The following examples demonstrate how to perform a hyperparameter search for the learning rate and training batch size using the different backends.

<hfoptions id="backends">
<hfoption id="Optuna">

[Optuna](https://optuna.readthedocs.io/en/stable/tutorial/10_key_features/002_configurations.html#sphx-glr-tutorial-10-key-features-002-configurations-py) optimizes categories, integers, and floats.

```py
def optuna_hp_space(trial):
    return {
        "learning_rate": trial.suggest_float("learning_rate", 1e-6, 1e-4, log=True),
        "per_device_train_batch_size": trial.suggest_categorical("per_device_train_batch_size", [16, 32, 64, 128]),
    }

best_trials = trainer.hyperparameter_search(
    direction=["minimize", "maximize"],
    backend="optuna",
    hp_space=optuna_hp_space,
    n_trials=20,
    compute_objective=compute_objective,
)
```

</hfoption>
<hfoption id="Ray Tune">

[Ray Tune](https://docs.ray.io/en/latest/tune/api/search_space.html) optimizes floats, integers, and categorical parameters.

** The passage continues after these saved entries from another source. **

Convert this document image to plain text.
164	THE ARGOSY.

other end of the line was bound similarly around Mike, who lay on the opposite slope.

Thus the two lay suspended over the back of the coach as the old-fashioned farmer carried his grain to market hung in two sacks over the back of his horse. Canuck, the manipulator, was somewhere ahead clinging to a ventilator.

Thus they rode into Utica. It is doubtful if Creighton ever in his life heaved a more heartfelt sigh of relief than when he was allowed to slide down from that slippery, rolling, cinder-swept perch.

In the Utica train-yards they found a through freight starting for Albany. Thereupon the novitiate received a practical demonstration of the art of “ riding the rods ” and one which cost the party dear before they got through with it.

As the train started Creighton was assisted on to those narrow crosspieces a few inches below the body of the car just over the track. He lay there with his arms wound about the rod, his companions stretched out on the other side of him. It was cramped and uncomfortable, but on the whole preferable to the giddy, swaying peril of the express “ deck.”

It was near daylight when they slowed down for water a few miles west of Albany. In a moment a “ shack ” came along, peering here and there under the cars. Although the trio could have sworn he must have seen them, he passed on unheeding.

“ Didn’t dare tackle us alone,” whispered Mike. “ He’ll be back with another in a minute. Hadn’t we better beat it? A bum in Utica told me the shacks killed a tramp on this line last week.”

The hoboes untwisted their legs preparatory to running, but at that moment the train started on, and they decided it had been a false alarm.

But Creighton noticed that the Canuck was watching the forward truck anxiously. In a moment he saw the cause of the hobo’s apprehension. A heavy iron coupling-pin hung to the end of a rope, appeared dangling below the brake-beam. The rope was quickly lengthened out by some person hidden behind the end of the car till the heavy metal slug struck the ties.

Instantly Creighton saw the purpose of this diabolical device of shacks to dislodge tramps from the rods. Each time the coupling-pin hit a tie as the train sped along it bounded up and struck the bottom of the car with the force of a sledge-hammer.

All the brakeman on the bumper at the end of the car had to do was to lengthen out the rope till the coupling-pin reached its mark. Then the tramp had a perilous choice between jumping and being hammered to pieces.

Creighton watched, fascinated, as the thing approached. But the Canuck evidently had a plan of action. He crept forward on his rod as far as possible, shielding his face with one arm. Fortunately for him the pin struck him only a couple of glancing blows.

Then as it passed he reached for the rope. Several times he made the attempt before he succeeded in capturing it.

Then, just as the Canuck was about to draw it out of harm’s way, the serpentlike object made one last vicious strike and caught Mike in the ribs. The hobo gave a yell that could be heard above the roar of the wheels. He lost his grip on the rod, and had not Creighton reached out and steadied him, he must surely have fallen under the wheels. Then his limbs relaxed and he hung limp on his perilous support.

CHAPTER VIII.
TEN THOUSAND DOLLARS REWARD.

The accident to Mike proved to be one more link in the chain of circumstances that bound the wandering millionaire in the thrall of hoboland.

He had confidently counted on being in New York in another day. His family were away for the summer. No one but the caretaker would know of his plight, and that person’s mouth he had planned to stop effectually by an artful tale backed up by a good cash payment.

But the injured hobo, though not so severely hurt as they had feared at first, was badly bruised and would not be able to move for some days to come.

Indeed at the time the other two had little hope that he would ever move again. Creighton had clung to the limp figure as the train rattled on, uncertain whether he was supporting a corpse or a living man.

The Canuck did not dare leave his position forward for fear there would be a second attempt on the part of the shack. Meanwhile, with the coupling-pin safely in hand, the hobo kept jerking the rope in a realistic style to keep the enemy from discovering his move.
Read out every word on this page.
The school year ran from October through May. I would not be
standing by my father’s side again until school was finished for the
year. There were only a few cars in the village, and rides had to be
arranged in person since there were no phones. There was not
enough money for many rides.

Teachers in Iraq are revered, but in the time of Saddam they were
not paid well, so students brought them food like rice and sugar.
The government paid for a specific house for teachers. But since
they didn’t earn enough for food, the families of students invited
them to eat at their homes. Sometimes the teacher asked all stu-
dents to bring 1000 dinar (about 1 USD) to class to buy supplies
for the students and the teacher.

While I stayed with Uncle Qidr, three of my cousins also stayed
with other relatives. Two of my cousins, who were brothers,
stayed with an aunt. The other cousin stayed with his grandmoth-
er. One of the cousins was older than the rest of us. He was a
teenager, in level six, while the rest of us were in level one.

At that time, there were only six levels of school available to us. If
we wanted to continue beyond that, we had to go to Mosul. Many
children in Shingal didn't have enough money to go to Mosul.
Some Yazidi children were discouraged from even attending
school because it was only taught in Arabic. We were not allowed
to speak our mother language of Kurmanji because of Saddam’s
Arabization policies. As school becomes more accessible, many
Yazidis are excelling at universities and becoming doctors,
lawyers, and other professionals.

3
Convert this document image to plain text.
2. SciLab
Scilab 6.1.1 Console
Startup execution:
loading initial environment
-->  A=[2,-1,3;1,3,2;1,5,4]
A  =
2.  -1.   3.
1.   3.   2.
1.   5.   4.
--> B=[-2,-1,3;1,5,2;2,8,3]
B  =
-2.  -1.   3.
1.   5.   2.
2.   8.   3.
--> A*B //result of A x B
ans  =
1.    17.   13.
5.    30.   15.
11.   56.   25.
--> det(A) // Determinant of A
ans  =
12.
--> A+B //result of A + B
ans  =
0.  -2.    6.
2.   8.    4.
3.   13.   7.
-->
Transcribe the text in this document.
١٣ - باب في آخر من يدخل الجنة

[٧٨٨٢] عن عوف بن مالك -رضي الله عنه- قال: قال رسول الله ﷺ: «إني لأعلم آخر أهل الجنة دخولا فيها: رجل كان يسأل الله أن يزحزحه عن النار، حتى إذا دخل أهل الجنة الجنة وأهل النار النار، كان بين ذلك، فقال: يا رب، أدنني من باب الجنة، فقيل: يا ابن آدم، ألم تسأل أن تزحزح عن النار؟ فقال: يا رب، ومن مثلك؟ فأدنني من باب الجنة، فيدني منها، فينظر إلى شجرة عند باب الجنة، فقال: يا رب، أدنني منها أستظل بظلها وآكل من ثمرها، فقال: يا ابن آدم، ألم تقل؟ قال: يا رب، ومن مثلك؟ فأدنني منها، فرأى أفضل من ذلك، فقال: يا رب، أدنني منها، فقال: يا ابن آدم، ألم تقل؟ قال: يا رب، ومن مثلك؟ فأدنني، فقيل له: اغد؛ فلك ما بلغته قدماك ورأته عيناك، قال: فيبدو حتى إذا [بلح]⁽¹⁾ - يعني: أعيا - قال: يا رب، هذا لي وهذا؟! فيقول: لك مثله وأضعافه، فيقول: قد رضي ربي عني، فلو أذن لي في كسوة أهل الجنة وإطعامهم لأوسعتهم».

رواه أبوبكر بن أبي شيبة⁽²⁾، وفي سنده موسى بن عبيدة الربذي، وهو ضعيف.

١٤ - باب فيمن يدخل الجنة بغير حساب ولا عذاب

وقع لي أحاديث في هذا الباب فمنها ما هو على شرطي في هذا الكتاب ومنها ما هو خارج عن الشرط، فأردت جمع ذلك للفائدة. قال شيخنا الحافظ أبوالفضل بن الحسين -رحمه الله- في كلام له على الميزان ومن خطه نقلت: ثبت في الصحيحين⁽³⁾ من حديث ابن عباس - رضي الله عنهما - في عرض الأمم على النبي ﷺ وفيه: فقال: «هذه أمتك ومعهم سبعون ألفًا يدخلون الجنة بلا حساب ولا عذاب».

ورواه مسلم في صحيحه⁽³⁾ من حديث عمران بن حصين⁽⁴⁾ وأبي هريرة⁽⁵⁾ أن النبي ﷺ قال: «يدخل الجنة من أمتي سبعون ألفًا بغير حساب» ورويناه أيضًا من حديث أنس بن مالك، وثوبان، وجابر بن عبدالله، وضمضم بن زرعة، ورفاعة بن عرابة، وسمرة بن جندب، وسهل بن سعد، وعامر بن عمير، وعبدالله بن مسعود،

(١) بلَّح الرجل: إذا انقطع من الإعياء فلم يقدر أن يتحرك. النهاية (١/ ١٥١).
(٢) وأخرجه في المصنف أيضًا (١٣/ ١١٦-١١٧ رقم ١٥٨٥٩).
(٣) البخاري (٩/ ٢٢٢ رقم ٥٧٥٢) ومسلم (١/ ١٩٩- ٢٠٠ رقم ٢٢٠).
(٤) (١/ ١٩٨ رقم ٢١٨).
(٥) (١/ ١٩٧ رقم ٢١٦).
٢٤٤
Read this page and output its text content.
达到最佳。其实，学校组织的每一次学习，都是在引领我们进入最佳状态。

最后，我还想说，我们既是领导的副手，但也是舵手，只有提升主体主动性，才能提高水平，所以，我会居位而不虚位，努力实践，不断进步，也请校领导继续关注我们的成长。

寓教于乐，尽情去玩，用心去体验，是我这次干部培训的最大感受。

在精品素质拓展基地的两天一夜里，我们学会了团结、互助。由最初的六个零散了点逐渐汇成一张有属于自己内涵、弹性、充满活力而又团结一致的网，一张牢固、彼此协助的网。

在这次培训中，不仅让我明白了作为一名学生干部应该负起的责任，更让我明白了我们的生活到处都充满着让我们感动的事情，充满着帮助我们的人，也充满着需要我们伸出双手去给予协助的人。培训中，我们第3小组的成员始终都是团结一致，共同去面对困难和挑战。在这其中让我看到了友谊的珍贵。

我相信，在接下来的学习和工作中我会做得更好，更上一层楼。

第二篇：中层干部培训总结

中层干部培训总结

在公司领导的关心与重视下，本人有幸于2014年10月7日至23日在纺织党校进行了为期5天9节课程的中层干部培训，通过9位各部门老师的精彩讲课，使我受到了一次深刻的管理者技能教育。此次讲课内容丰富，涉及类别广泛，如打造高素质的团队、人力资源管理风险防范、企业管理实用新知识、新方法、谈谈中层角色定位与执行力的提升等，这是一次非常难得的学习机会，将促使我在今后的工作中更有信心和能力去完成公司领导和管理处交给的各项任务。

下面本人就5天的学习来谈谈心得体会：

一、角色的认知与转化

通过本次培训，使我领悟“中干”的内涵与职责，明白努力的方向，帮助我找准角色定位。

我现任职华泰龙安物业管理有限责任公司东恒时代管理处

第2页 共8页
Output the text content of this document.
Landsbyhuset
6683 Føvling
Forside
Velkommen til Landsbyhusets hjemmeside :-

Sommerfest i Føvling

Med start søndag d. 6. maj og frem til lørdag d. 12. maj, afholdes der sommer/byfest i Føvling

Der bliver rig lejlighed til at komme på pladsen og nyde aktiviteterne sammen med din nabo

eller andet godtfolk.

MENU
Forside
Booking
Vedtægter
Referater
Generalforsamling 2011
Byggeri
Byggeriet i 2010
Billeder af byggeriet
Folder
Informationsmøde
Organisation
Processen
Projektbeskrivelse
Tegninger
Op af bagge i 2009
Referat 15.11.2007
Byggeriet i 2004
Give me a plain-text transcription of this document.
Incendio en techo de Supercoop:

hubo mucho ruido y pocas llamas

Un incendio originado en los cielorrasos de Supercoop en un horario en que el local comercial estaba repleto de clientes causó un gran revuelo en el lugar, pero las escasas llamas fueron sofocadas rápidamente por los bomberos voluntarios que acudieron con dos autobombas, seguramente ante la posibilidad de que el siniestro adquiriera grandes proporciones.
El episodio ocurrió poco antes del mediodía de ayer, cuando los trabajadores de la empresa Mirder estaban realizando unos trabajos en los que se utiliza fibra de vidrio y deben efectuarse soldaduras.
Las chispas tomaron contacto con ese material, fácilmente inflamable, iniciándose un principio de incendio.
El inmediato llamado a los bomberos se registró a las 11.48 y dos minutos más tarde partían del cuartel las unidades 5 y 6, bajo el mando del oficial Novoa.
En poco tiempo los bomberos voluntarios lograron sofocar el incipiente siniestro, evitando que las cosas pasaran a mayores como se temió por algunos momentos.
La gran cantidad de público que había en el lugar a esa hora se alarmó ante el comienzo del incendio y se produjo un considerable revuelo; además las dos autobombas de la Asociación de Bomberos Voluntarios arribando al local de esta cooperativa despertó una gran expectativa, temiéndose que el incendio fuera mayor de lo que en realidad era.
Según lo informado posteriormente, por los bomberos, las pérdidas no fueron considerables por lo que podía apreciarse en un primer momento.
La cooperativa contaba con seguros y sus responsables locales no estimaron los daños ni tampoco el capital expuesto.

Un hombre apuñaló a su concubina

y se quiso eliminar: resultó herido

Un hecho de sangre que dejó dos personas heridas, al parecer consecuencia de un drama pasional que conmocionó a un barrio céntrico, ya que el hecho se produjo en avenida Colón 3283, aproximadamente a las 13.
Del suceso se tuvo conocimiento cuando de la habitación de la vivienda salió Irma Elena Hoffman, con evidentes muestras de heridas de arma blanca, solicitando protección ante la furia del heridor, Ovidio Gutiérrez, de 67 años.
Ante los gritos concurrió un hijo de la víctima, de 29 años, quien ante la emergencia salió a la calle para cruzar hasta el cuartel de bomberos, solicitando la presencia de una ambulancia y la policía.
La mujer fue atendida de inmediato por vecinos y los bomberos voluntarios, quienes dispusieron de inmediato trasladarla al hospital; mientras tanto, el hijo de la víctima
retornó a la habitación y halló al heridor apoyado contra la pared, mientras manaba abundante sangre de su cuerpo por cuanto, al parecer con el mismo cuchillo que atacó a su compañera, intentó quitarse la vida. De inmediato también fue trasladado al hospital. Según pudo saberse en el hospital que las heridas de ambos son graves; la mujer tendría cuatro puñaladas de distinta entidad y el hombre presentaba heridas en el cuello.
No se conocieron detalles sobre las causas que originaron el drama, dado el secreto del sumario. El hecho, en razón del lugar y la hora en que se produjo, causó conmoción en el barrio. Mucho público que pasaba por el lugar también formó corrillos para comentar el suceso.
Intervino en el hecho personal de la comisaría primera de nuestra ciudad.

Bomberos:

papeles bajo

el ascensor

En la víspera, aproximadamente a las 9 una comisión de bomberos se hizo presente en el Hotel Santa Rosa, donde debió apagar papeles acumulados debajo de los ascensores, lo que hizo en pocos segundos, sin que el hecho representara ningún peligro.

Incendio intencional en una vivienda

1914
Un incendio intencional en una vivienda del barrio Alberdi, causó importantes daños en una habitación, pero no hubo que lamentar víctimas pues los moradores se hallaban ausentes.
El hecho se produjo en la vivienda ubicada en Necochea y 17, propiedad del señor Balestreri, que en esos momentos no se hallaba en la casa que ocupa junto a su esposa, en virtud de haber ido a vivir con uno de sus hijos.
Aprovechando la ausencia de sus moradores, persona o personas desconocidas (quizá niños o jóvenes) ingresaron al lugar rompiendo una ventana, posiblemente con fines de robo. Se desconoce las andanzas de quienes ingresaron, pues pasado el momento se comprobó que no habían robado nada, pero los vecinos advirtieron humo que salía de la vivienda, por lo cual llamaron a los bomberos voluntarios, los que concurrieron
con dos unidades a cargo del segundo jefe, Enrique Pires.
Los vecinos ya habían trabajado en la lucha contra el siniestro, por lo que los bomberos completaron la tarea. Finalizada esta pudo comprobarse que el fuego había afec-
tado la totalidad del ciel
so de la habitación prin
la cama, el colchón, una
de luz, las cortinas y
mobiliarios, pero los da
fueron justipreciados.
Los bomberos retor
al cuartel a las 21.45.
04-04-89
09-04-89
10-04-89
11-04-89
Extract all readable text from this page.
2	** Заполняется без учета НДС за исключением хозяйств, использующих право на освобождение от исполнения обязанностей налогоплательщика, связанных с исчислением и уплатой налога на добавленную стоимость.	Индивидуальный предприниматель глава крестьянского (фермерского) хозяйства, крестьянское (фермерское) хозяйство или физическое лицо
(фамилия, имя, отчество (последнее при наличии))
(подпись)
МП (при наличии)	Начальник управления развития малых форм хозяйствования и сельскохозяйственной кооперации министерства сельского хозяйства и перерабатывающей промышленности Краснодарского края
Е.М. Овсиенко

It also offers multiple sampling distributions for each parameter such as uniform and log-uniform.

```py
def ray_hp_space(trial):
    return {
        "learning_rate": tune.loguniform(1e-6, 1e-4),
        "per_device_train_batch_size": tune.choice([16, 32, 64, 128]),
    }

best_trials = trainer.hyperparameter_search(
    direction=["minimize", "maximize"],
    backend="ray",
    hp_space=ray_hp_space,
    n_trials=20,
    compute_objective=compute_objective,
)
```

</hfoption>
<hfoption id="SigOpt">

[SigOpt](https://docs.sigopt.com/ai-module-api-references/api_reference/objects/object_parameter) optimizes double, integer, and categorical parameters.

```py
def sigopt_hp_space(trial):
    return [
        {"bounds": {"min": 1e-6, "max": 1e-4}, "name": "learning_rate", "type": "double"},
        {
            "categorical_values": ["16", "32", "64", "128"],
            "name": "per_device_train_batch_size",
            "type": "categorical",
        },
    ]

best_trials = trainer.hyperparameter_search(
    direction=["minimize", "maximize"],
    backend="sigopt",
    hp_space=sigopt_hp_space,
    n_trials=20,
    compute_objective=compute_objective,
)
```

</hfoption>
<hfoption id="Weights & Biases">

[Weights & Biases](https://docs.wandb.ai/guides/sweeps/sweep-config-keys) also optimizes integers, floats, and categorical parameters. It also includes support for different search strategies and distribution options.

```py
def wandb_hp_space(trial):
    return {
        "method": "random",
        "metric": {"name": "objective", "goal": "minimize"},
        "parameters": {
            "learning_rate": {"distribution": "uniform", "min": 1e-6, "max": 1e-4},
            "per_device_train_batch_size": {"values": [16, 32, 64, 128]},
        },
    }

best_trials = trainer.hyperparameter_search(
    direction=["minimize", "maximize"],
    backend="wandb",
    hp_space=wandb_hp_space,
    n_trials=20,
    compute_objective=compute_objective,
)
```

</hfoption>
</hfoptions>

## Distributed Data Parallel

[`Trainer`] only supports hyperparameter search for distributed data parallel (DDP) on the Optuna and SigOpt backends. Only the rank-zero process is used to generate the search trial, and the resulting parameters are passed along to the other ranks.